Kamel Boujah a précisé d’autre part que son client et son collègue Saber Achour ont été accusés de “divulguer involontairement des renseignements portant sur la sureté de l’Etat extérieur” alors que Gharsalli et Jarraya sont accusés par la dixième chambre d’atteinte à la sûreté de l’Etat extérieur et au moral de l’armée nationale”.
Il a indiqué que le collectif de défense va interjeter appel auprès de la cour de cassation de cette décision de la dixième chambre d’accusation.
Celle-ci avait décidé mardi dernier de reporter l’affaire au 25 septembre en cours. Boujah avait déclaré alors à ce propos que la chambre d’accusation a jugé utile de prendre le temps nécessaire à l’examen du dossier de l’affaire renvoyée par la Cour de cassation. Il a relevé que la Cour de Cassation avait approuvé toutes les demandes formulées par les avocats de la défense dans cette affaire dont les évènements remontent au mois de mai 2017.
Le 23 aout dernier, la Cour de cassation de Tunis a rejeté les décisions émises par la chambre d’accusation n° 36 près la Cour d’appel de Tunis relative à l’affaire.
La chambre d’accusation près la Cour d’appel de Tunis avait décidé de traduire les quatre accusés devant les chambres criminelle et pénale du Tribunal militaire permanent de Tunis.
L’’homme d’affaire Chafik Jarraya a été arrêté le 24 mai 2017, rappelle-t-on, pour “atteinte à la sureté de l’Etat extérieur, trahison et mise à la disposition d’une armée étrangère en temps de paix”, après des plaintes à son encontre devant le parquet militaire pour “adhésion et actions susceptible de porter atteinte à la sûreté de l’Etat”.

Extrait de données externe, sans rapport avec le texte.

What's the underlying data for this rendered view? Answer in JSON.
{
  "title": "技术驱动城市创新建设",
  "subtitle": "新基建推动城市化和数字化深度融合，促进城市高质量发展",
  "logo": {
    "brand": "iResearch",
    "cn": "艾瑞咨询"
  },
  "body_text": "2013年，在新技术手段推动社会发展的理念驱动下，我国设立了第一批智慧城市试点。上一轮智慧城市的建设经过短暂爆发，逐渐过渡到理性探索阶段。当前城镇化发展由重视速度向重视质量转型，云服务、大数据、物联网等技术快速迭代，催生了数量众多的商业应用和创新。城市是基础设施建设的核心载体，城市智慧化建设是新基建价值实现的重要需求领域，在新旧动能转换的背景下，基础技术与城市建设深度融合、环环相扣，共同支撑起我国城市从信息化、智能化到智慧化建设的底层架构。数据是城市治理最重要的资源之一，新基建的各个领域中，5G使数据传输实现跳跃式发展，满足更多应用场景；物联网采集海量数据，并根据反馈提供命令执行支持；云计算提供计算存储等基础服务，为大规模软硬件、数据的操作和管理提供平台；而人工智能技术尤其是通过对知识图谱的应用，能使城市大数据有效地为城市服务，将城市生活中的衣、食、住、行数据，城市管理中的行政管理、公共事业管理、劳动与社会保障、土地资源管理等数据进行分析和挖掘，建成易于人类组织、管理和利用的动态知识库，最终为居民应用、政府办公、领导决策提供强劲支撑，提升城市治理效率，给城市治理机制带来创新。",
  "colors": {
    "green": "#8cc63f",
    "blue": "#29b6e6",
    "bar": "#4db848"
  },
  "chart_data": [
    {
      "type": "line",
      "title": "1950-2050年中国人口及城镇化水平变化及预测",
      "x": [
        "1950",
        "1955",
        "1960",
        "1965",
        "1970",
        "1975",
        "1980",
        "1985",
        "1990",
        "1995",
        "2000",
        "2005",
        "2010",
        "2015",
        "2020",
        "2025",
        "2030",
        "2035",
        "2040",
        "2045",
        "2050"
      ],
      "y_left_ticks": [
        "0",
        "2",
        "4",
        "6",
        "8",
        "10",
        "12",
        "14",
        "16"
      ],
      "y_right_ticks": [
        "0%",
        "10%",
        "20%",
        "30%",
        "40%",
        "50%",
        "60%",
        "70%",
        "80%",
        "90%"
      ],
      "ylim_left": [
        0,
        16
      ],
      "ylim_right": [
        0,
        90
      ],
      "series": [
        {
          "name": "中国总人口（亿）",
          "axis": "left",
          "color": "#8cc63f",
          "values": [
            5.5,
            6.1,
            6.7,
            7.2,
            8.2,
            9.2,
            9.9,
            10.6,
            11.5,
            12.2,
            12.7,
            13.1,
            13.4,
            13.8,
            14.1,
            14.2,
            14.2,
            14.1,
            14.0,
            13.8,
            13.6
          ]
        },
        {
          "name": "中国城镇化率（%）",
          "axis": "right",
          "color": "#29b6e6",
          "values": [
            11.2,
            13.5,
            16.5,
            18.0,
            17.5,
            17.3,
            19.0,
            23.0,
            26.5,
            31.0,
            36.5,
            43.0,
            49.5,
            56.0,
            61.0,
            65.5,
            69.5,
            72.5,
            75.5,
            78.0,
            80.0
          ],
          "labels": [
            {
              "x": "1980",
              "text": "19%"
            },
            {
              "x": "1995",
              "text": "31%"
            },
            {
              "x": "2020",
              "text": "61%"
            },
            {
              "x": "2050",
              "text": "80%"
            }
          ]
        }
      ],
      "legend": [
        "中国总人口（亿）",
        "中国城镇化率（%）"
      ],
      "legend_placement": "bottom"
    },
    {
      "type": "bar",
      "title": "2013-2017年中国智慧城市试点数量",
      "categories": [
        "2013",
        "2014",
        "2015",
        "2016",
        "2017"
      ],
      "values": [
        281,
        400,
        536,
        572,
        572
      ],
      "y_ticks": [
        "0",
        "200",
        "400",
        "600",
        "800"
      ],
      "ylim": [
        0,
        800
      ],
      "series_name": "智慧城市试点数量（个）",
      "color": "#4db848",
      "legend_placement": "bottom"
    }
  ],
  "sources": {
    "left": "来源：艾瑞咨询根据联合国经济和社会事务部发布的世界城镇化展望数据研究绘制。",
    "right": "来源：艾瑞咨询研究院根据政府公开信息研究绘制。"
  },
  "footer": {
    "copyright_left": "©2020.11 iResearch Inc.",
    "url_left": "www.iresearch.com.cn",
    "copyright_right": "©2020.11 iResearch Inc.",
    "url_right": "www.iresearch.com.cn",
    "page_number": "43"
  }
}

Ces accusations ont été formulées à l’encontre de l’ancien ministre de l’intérieur Mohamed Naghem Gharsalli, l’ex-directeur général de l’unité nationale d’investigation dans les crimes de terrorisme au Gorjani, Saber Lajili, et l’ex-directeur général des services spécialisés au ministère de l’Intérieur, Imed Achour.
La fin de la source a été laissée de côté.